Étienne Pascals Sohn Blaise galt bereits in jungen Jahren als mathematisches Wunderkind. Der gebildete Vater lehrte seinen Sohn im Privatunterricht alle Sprachen, das gesamte Wissen seiner Zeit. Wie später Mozart, den ebenfalls sein Vater unterrichtete, hatte Pascal das Glück, nie eine Schule besuchen zu müssen. Allerdings verschob der gewissenhafte Vater den Mathematikunterricht für den kleinen Buben auf später, wenn dieser der Ansicht des Vaters nach dafür reif genug sei. Mit dem Erfolg, dass sich das geniale Kind die Mathematik selbst beibrachte. Schon mit vierzehn Jahren, so berichtet seine ebenso begabte ältere Schwester Jacqueline, habe er sich alle Lehrsätze des Geometriebuches von Euklid erarbeitet. Ja, er gewann Erkenntnisse, die völlig neu und unerhört beeindruckend waren und noch heute nach ihm benannt sind.

Blaise Pascal, der seit frühester Jugend unter ständig wiederkehrenden peinigenden Kopfschmerzen litt, behauptete einmal, dass einzig die Beschäftigung mit Mathematik ihn von den Qualen erlöse. Allein diese Bemerkung zeichnet ihn als besonderen Menschen aus, denn für Normalsterbliche hat die Mathematik den üblen Ruf, gerade das Gegenteil zu bewirken. Eine Nachrede, die – wie zumindest hoffentlich die Leserinnen und Leser dieses Buches bestätigen werden – zu Unrecht Verbreitung findet.

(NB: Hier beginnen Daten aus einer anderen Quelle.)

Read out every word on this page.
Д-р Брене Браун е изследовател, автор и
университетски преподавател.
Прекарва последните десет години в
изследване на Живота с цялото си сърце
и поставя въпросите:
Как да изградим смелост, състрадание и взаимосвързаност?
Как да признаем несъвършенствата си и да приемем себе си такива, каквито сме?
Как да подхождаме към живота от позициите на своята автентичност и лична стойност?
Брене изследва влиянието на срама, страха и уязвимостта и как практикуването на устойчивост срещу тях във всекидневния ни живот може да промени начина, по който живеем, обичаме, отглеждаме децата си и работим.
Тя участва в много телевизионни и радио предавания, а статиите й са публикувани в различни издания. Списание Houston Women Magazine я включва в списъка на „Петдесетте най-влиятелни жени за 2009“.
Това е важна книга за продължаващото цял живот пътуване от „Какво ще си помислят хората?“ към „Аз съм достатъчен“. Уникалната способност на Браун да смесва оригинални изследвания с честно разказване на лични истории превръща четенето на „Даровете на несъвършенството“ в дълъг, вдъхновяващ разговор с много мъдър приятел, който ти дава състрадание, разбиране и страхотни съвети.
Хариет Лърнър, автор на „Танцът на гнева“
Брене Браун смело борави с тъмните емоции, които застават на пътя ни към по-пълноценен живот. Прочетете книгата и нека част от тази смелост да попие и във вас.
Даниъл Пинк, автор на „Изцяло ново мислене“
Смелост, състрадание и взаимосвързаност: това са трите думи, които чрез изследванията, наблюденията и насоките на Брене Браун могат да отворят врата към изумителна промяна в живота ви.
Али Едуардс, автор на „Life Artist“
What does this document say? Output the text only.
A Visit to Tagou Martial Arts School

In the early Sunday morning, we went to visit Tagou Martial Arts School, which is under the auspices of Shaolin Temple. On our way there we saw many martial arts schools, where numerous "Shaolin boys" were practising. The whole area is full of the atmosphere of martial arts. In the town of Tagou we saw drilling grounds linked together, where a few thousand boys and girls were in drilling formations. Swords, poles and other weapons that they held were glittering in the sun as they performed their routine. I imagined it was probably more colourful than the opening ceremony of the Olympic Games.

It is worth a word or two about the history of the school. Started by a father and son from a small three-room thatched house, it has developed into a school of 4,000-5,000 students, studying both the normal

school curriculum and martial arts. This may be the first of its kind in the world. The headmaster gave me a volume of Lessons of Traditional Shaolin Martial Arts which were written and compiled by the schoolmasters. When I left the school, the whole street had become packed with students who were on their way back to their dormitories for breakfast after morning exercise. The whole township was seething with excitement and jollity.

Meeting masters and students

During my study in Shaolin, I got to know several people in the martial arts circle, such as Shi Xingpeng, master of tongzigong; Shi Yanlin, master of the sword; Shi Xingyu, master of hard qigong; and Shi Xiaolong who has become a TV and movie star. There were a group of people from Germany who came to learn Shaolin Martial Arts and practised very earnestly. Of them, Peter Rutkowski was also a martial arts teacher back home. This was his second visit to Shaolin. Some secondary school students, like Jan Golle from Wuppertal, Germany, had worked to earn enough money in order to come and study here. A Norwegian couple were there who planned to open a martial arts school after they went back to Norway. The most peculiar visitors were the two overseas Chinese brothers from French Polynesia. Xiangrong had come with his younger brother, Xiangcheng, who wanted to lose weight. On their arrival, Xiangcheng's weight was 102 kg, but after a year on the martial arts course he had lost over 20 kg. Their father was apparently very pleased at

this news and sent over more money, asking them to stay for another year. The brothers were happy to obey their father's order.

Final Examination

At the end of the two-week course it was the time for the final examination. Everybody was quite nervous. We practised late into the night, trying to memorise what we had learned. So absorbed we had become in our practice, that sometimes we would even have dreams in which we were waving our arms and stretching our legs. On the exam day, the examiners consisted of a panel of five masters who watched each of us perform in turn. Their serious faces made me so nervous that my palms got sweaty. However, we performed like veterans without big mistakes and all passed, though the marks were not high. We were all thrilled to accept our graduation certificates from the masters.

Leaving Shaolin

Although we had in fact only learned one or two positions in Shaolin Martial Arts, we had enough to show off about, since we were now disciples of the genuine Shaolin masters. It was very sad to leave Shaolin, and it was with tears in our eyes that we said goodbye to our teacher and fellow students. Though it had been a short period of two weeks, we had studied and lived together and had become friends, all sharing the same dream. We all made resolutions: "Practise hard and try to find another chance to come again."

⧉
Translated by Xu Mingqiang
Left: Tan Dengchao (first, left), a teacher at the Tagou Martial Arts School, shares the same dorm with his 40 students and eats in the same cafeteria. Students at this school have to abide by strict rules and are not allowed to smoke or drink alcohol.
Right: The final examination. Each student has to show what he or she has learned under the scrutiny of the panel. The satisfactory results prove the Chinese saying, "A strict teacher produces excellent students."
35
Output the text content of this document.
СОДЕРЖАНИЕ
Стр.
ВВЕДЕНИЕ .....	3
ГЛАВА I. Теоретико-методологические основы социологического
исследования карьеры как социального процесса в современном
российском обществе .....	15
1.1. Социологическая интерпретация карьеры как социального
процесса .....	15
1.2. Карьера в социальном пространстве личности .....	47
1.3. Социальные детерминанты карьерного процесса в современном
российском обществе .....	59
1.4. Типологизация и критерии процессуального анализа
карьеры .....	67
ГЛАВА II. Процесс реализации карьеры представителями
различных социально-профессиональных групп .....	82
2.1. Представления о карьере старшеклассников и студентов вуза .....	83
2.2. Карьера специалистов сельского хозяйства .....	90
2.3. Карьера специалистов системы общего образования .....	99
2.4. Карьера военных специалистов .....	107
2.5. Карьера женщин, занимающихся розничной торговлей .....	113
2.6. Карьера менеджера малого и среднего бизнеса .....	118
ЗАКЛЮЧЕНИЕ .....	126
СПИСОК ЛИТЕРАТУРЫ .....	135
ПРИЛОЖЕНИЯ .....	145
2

Ödes Rechnen hingegen kann bei niemandem, nicht einmal bei Blaise Pascal, von Schmerzen erlösen, gar Entzücken hervorrufen. Es ist einfach nur lästig. Diese Last, die Pascals Vater tagein, tagaus tragen musste, abzuschütteln und einer Maschine zu übertragen, war das Ziel seines Sohnes. Als dieser neunzehn Jahre alt war, hatte er es verwirklicht: Er hatte die erste Rechenmaschine der Welt entworfen und hergestellt. Er taufte sie „Pascaline“.

Die Pascaline war kein Rechengerät. Derer gab es schon seit der Antike viele. Der berühmte Abakus – das Wort stammt vom griechischen ábakos, übersetzt: die Tafel, das Brett – ist wohl das bekannteste unter ihnen. Er besteht aus einem Rahmen mit Kugeln, von den Römern Calculi genannt – denn calculus ist der kleine Stein –, die auf Stäben aufgefädelt sind beziehungsweise in Nuten, Rillen oder Schlitzen geführt werden. Ein anderes Rechengerät ist der sogenannte Rechenschieber, ein aus verschiebbaren und eigenartig skalierten Linealen bestehendes Rechenhilfsmittel, mit dem man nach eingehender Schulung sogenannte höhere Rechenoperationen wie Multiplikationen, Divisionen, das Ermitteln von Potenzen, Wurzeln und anderes mehr durchführen kann. Schließlich seien die Neperschen Stäbchen erwähnt, benannt nach John Napier, die auf eine sehr raffinierte Weise für Multiplikationen und Divisionen dienlich sind. Doch all dies sind Geräte und keine Maschinen. Bei einem Gerät muss die kluge Handhabung von Menschen erfolgen, die für das Gerät geschult wurden. Bei einer Maschine ist eine Schulung des Bedienungspersonals nicht mehr erforderlich: Sie rechnet scheinbar „von selbst“, buchstäblich „automatisch“ – wie es das griechische Wort „autómata“ nahelegt, das für Dinge steht, die sich von selbst bewegen, wie in der Ilias die sich selbsttätig öffnenden Türen des Olymp.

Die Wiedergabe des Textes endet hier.